1 files changed, 312 insertions, 0 deletions
diff --git a/arch/riscv/crypto/aes-riscv64-zvkned-zvbb-zvkg.S b/arch/riscv/crypto/aes-riscv64-zvkned-zvbb-zvkg.S
new file mode 100644
index 0000000000..146fc9cfb2
--- /dev/null
+++ b/arch/riscv/crypto/aes-riscv64-zvkned-zvbb-zvkg.S
@@ -0,0 +1,312 @@
+/* SPDX-License-Identifier: Apache-2.0 OR BSD-2-Clause */
+//
+// This file is dual-licensed, meaning that you can use it under your
+// choice of either of the following two licenses:
+//
+// Copyright 2023 The OpenSSL Project Authors. All Rights Reserved.
+//
+// Licensed under the Apache License 2.0 (the "License"). You can obtain
+// a copy in the file LICENSE in the source distribution or at
+// https://www.openssl.org/source/license.html
+//
+// or
+//
+// Copyright (c) 2023, Jerry Shih <jerry.shih@sifive.com>
+// Copyright 2024 Google LLC
+// All rights reserved.
+//
+// Redistribution and use in source and binary forms, with or without
+// modification, are permitted provided that the following conditions
+// are met:
+// 1. Redistributions of source code must retain the above copyright
+//    notice, this list of conditions and the following disclaimer.

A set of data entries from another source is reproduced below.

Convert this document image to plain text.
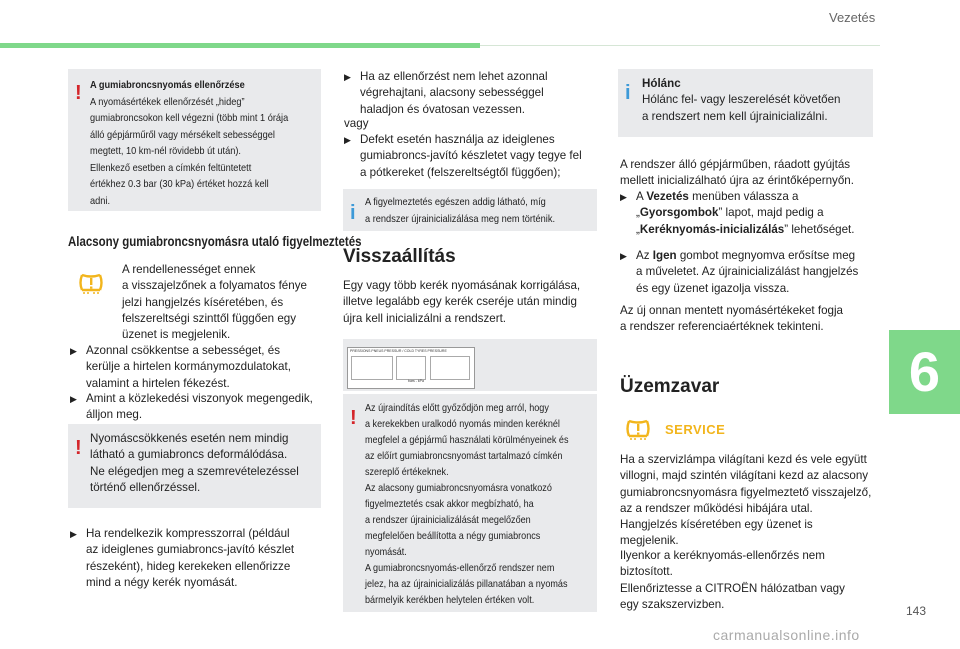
Vezetés
6
143
carmanualsonline.info
! A gumiabroncsnyomás ellenőrzése
A nyomásértékek ellenőrzését „hideg”
gumiabroncsokon kell végezni (több mint 1 órája
álló gépjárműről vagy mérsékelt sebességgel
megtett, 10 km-nél rövidebb út után).
Ellenkező esetben a címkén feltüntetett
értékhez 0.3 bar (30 kPa) értéket hozzá kell
adni.
Alacsony gumiabroncsnyomásra utaló figyelmeztetés
A rendellenességet ennek
a visszajelzőnek a folyamatos fénye
jelzi hangjelzés kíséretében, és
felszereltségi szinttől függően egy
üzenet is megjelenik.
▶ Azonnal csökkentse a sebességet, és
kerülje a hirtelen kormánymozdulatokat,
valamint a hirtelen fékezést.
▶ Amint a közlekedési viszonyok megengedik,
álljon meg.
! Nyomáscsökkenés esetén nem mindig
látható a gumiabroncs deformálódása.
Ne elégedjen meg a szemrevételezéssel
történő ellenőrzéssel.
▶ Ha rendelkezik kompresszorral (például
az ideiglenes gumiabroncs-javító készlet
részeként), hideg kerekeken ellenőrizze
mind a négy kerék nyomását.
▶ Ha az ellenőrzést nem lehet azonnal
végrehajtani, alacsony sebességgel
haladjon és óvatosan vezessen.
vagy
▶ Defekt esetén használja az ideiglenes
gumiabroncs-javító készletet vagy tegye fel
a pótkereket (felszereltségtől függően);
i A figyelmeztetés egészen addig látható, míg
a rendszer újrainicializálása meg nem történik.
Visszaállítás
Egy vagy több kerék nyomásának korrigálása,
illetve legalább egy kerék cseréje után mindig
újra kell inicializálni a rendszert.
PRESSIONS PNEUS PRESSUR / COLD TYRES PRESSURE
bars - kPa
! Az újraindítás előtt győződjön meg arról, hogy
a kerekekben uralkodó nyomás minden keréknél
megfelel a gépjármű használati körülményeinek és
az előírt gumiabroncsnyomást tartalmazó címkén
szereplő értékeknek.
Az alacsony gumiabroncsnyomásra vonatkozó
figyelmeztetés csak akkor megbízható, ha
a rendszer újrainicializálását megelőzően
megfelelően beállította a négy gumiabroncs
nyomását.
A gumiabroncsnyomás-ellenőrző rendszer nem
jelez, ha az újrainicializálás pillanatában a nyomás
bármelyik kerékben helytelen értéken volt.
i Hólánc
Hólánc fel- vagy leszerelését követően
a rendszert nem kell újrainicializálni.
A rendszer álló gépjárműben, ráadott gyújtás
mellett inicializálható újra az érintőképernyőn.
▶ A Vezetés menüben válassza a
„Gyorsgombok” lapot, majd pedig a
„Keréknyomás-inicializálás” lehetőséget.
▶ Az Igen gombot megnyomva erősítse meg
a műveletet. Az újrainicializálást hangjelzés
és egy üzenet igazolja vissza.
Az új onnan mentett nyomásértékeket fogja
a rendszer referenciaértéknek tekinteni.
Üzemzavar
SERVICE
Ha a szervizlámpa világítani kezd és vele együtt
villogni, majd szintén világítani kezd az alacsony
gumiabroncsnyomásra figyelmeztető visszajelző,
az a rendszer működési hibájára utal.
Hangjelzés kíséretében egy üzenet is
megjelenik.
Ilyenkor a keréknyomás-ellenőrzés nem
biztosított.
Ellenőriztesse a CITROËN hálózatban vagy
egy szakszervizben.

+// 2. Redistributions in binary form must reproduce the above copyright
+//    notice, this list of conditions and the following disclaimer in the
+//    documentation and/or other materials provided with the distribution.
+//
+// THIS SOFTWARE IS PROVIDED BY THE COPYRIGHT HOLDERS AND CONTRIBUTORS
+// "AS IS" AND ANY EXPRESS OR IMPLIED WARRANTIES, INCLUDING, BUT NOT
+// LIMITED TO, THE IMPLIED WARRANTIES OF MERCHANTABILITY AND FITNESS FOR
+// A PARTICULAR PURPOSE ARE DISCLAIMED. IN NO EVENT SHALL THE COPYRIGHT
+// OWNER OR CONTRIBUTORS BE LIABLE FOR ANY DIRECT, INDIRECT, INCIDENTAL,
+// SPECIAL, EXEMPLARY, OR CONSEQUENTIAL DAMAGES (INCLUDING, BUT NOT
+// LIMITED TO, PROCUREMENT OF SUBSTITUTE GOODS OR SERVICES; LOSS OF USE,
+// DATA, OR PROFITS; OR BUSINESS INTERRUPTION) HOWEVER CAUSED AND ON ANY
+// THEORY OF LIABILITY, WHETHER IN CONTRACT, STRICT LIABILITY, OR TORT
+// (INCLUDING NEGLIGENCE OR OTHERWISE) ARISING IN ANY WAY OUT OF THE USE
+// OF THIS SOFTWARE, EVEN IF ADVISED OF THE POSSIBILITY OF SUCH DAMAGE.
+
+// The generated code of this file depends on the following RISC-V extensions:
+// - RV64I
+// - RISC-V Vector ('V') with VLEN >= 128 && VLEN < 2048
+// - RISC-V Vector AES block cipher extension ('Zvkned')
+// - RISC-V Vector Bit-manipulation extension ('Zvbb')
+// - RISC-V Vector GCM/GMAC extension ('Zvkg')
+
+#include <linux/linkage.h>
+
+.text
+.option arch, +zvkned, +zvbb, +zvkg
+
+#include "aes-macros.S"
+
+#define KEYP		a0
+#define INP		a1
+#define OUTP		a2
+#define LEN		a3
+#define TWEAKP		a4
+
+#define LEN32		a5
+#define TAIL_LEN	a6
+#define VL		a7
+#define VLMAX		t4
+
+// v1-v15 contain the AES round keys, but they are used for temporaries before
+// the AES round keys have been loaded.
+#define TWEAKS		v16	// LMUL=4 (most of the time)
+#define TWEAKS_BREV	v20	// LMUL=4 (most of the time)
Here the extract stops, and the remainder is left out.